USSF Paused AI Adoption in ’23; Now It’s Looking to Automate Ops

Less than 18 months after telling Guardians to quit using ChatGPT and other emerging artificial intelligence tools while the service examined the risks and opportunities they posed, a Space Force leader said Feb. 26 the service has “done so much” to explore and expand AI adoption. 

Seth Whitworth, acting deputy to the Deputy Chief of Space Operations for Cyber and Data described the progress during Booz Allen’s Space + AI Summit in Arlington, Va., as industry speakers touted AI’s potential benefits for domain awareness and command and control. 

The Space Force ordered its AI pause in September 2023, alarmed that Guardians were using unproven generative AI tools without rigorous testing and proof that the tools were safe and reliable.  

“There was a whole lot of unknowns, and we were championing ourselves as the innovation service,” Whitworth said. “There was fear that data would leak or we didn’t know those pieces, and so we said, ‘Take a strategic pause.’ We have done so much since that first memo went out.” 

By June 2024, the Air Force Research Laboratory released its own generative AI chatbot, NIPRGPT, built for Airmen and Guardians to experiment with. Whitworth said his team hosted a “generative AI challenge” to identify more potential uses. 

“We learned a whole lot along the way,” Whitworth said. “We were able to work with the Department of the Air Force and Department of Defense to re-establish some of those guidelines and ensure that we were moving forward in a secure way that didn’t hamper innovation.”  

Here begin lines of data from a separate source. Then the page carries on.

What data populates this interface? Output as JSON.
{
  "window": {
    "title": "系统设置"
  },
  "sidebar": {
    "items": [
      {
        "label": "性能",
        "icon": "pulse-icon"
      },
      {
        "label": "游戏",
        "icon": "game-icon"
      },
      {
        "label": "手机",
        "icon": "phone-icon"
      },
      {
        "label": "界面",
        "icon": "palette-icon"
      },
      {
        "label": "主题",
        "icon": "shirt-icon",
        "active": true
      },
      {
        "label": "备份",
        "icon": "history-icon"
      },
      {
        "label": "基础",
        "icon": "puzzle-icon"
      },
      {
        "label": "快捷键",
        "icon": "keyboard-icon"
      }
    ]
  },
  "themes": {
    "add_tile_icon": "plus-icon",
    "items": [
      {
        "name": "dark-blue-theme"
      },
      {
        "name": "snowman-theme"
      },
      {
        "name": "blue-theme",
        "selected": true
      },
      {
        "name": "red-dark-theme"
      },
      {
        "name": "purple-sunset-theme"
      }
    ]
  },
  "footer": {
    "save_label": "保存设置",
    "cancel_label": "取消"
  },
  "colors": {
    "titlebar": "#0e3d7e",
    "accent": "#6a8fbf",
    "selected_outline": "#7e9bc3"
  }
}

Guardians gravitated to the tool, seeing AI chatbots and assistants as helpful for everyday, non-operational tasks, like writing performance reviews and other reports, Whitworth said. Such back office functions have long been seen as ripe for automation, freeing operators to focus on sophisticated higher-level tasks. 

But the volumes of data generated by sensors in space is such that automation is hard to ignore. Satellites generate imagery, signals intelligence, orbital data, and more, and with thousands of satellites and tens of thousands of bits of debris circling the Earth at 17,000 miles per hour, the need to collect, collate, and analyze data continues to grow exponentially, experts say.  

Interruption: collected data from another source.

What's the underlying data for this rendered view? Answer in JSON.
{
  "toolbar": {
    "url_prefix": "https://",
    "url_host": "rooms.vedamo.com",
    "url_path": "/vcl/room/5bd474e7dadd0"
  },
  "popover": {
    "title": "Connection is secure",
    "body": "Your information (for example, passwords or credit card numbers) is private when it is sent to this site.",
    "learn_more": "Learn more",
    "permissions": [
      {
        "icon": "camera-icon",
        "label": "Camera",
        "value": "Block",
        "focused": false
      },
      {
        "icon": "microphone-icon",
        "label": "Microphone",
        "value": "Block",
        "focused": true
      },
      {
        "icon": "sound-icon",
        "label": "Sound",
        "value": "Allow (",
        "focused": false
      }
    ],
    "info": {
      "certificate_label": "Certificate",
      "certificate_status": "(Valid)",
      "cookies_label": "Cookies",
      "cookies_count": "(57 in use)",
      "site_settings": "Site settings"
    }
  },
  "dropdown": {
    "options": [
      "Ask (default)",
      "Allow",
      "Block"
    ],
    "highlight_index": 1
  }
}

“In the age of proliferation, especially with Guardians, one satellite to many [personnel] just doesn’t work,” said Nate Hamet, CEO of Quindar, a satellite operations company. “As we proliferate, how many people can we actually assign to dozens, hundreds of satellites, or where satellites are actually sending us information about what’s wrong and moving more of the anomaly prediction on board, at the edge, onto the spacecraft.” 

Whitworth envisions a single operator aided by AI controlling multiple satellites. “I think back to Lt. Whitworth, who operated a satellite, and it was me to one satellite, and my partner next to me to one satellite. We operated that satellite individually. And that made sense at the time, because DOD had the largest constellation on orbit, and we were doing just fine. That very quickly exponentially changed as more commercial providers started launching more equipment, and the DOD itself pivoted to more resilient and proliferated architectures. No longer can I have one Guardian flying one satellite. There’s going to just be too many satellites, not enough Guardians.” 

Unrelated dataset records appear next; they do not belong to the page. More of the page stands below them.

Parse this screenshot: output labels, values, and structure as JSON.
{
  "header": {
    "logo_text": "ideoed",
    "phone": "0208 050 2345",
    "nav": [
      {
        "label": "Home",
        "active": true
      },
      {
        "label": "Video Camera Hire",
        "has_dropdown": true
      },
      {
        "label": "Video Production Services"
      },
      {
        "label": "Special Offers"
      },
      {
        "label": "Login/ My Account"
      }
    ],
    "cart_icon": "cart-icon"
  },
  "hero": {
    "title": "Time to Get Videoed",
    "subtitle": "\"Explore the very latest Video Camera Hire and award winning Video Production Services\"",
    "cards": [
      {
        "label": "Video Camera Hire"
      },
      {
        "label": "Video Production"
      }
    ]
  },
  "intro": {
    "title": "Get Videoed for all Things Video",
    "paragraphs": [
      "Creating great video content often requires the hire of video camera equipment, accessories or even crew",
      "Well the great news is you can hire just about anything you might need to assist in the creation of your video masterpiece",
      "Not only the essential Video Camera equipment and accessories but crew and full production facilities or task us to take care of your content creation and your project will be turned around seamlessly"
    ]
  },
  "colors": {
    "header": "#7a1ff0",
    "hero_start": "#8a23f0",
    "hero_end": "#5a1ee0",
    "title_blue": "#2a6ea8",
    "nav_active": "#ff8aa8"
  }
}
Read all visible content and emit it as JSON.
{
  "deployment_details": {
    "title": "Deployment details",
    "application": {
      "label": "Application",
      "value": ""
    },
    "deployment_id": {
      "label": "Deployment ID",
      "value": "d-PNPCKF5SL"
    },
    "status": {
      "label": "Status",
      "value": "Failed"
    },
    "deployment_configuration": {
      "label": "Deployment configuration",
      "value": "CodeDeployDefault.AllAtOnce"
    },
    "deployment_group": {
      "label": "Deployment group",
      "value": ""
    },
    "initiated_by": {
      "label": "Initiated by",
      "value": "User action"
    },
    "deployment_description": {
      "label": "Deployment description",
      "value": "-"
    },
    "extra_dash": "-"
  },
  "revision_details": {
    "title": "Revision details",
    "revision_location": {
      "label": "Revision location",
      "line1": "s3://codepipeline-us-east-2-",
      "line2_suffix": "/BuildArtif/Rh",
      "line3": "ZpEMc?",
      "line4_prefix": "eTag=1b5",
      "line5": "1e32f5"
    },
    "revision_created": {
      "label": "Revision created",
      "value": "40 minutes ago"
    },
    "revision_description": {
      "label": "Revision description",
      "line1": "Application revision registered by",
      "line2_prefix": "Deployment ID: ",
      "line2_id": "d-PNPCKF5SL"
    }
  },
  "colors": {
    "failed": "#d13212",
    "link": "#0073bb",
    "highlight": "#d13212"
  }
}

Indeed, the Space Force has already started automated satellite operations through its Space Rapid Capabilities Office, which is acquiring software for its Rapid and Resilient Command and Control system, and experimenting with it on test satellites in orbit, officials said in December 2024. 

Whitworth cautioned that discussions and analysis are still ongoing about which satellite operations can be automated and what level of trust can be placed in the technology. 

Building trust must happen gradually, said Dave Prakash, Booz Allen director of AI governance; if the Space Force can’t trust the technology, the whole process will break down, he added. 

“It’s not about moving fast and just hoping nothing goes wrong,” Parkash said. “It’s not about being paralyzed … so that Guardians are now burdened with ‘not only do I have to use AI, but I have to do the manual process and double check it.’ [If that’s the case], I’m not actually making any labor savings. It’s actually this third option, where AI is a seat belt, not a speed bump, to accelerate delivering of AI for mission critical applications.” 

Despite these hurdles, the challenges posed by growing complexity and data volumes make AI an attractive solution for mastering information from space, said Booz Allen executive Pat Biltgen. 

“I think there’s a possibility that this domain could be enhanced by AI,” Biltgen said. “I think there’s promises that if you combine generative AI technologies that are grounded in physics, they can help solve this one Guardian, one satellite problem.”